How can I see if a job failed and why?


How can I use ClusterClient to check if a job failed and why?

ClusterClient#getJobStatus may seem like a good first candidate but it only says if the job failed without any information regarding the exceptions.

The submission of the job is being done with a detached client therefore waiting for its ClusterClient#run to return a JobExecutionResult is not an option.

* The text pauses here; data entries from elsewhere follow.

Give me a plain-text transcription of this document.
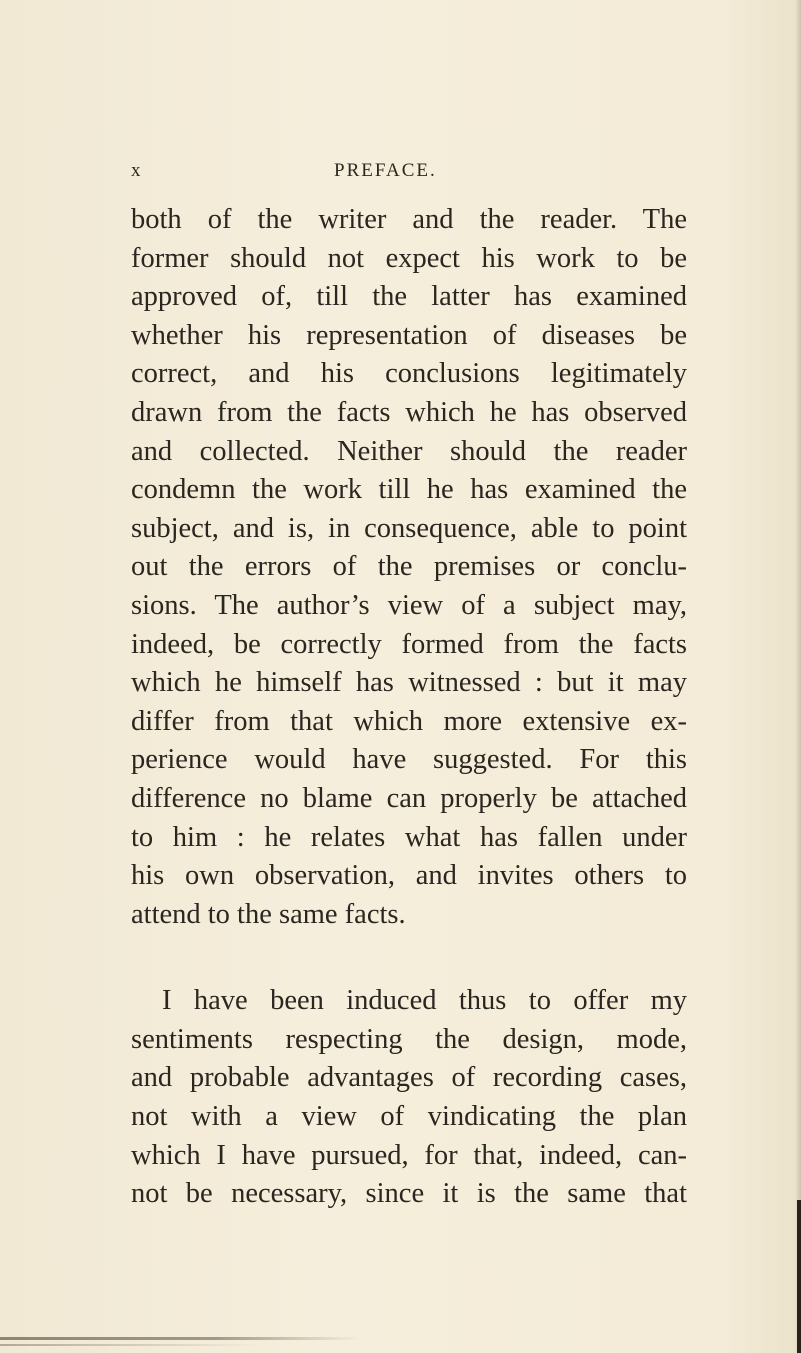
x	PREFACE.
both of the writer and the reader. The
former should not expect his work to be
approved of, till the latter has examined
whether his representation of diseases be
correct, and his conclusions legitimately
drawn from the facts which he has observed
and collected. Neither should the reader
condemn the work till he has examined the
subject, and is, in consequence, able to point
out the errors of the premises or conclu-
sions. The author’s view of a subject may,
indeed, be correctly formed from the facts
which he himself has witnessed : but it may
differ from that which more extensive ex-
perience would have suggested. For this
difference no blame can properly be attached
to him : he relates what has fallen under
his own observation, and invites others to
attend to the same facts.
I have been induced thus to offer my
sentiments respecting the design, mode,
and probable advantages of recording cases,
not with a view of vindicating the plan
which I have pursued, for that, indeed, can-
not be necessary, since it is the same that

I've also tried RestClusterClient#retrieveJob also does not work, failing with:

org.apache.flink.runtime.client.JobRetrievalException: Couldn't retrieve leading JobManager. at org.apache.flink.runtime.client.JobListeningContext.getJobManager(JobListeningContext.java:157) at org.apache.flink.runtime.client.JobListeningContext.getClassLoader(JobListeningContext.java:141) at org.apache.flink.runtime.client.JobClient.awaitJobResult(JobClient.java:262) at org.apache.flink.client.program.ClusterClient.retrieveJob(ClusterClient.java:586) at java.lang.Thread.run(Thread.java:745) Caused by: org.apache.flink.runtime.leaderretrieval.LeaderRetrievalException: Could not retrieve the leader gateway. at org.apache.flink.runtime.util.LeaderRetrievalUtils.retrieveLeaderGateway(LeaderRetrievalUtils.java:82) at org.apache.flink.runtime.client.JobListeningContext.getJobManager(JobListeningContext.java:152) ... 10 more Caused by: java.util.concurrent.TimeoutException: Futures timed out after [10000 milliseconds] at scala.concurrent.impl.Promise$DefaultPromise.ready(Promise.scala:223) at scala.concurrent.impl.Promise$DefaultPromise.result(Promise.scala:227) at scala.concurrent.Await$$anonfun$result$1.apply(package.scala:190) at scala.concurrent.BlockContext$DefaultBlockContext$.blockOn(BlockContext.scala:53) at scala.concurrent.Await$.result(package.scala:190) at scala.concurrent.Await.result(package.scala) at org.apache.flink.runtime.util.LeaderRetrievalUtils.retrieveLeaderGateway(LeaderRetrievalUtils.java:80) ... 11 more


Solution

  • Use NewClusterClient#requestJobResult which can be done using a RestClusterClient.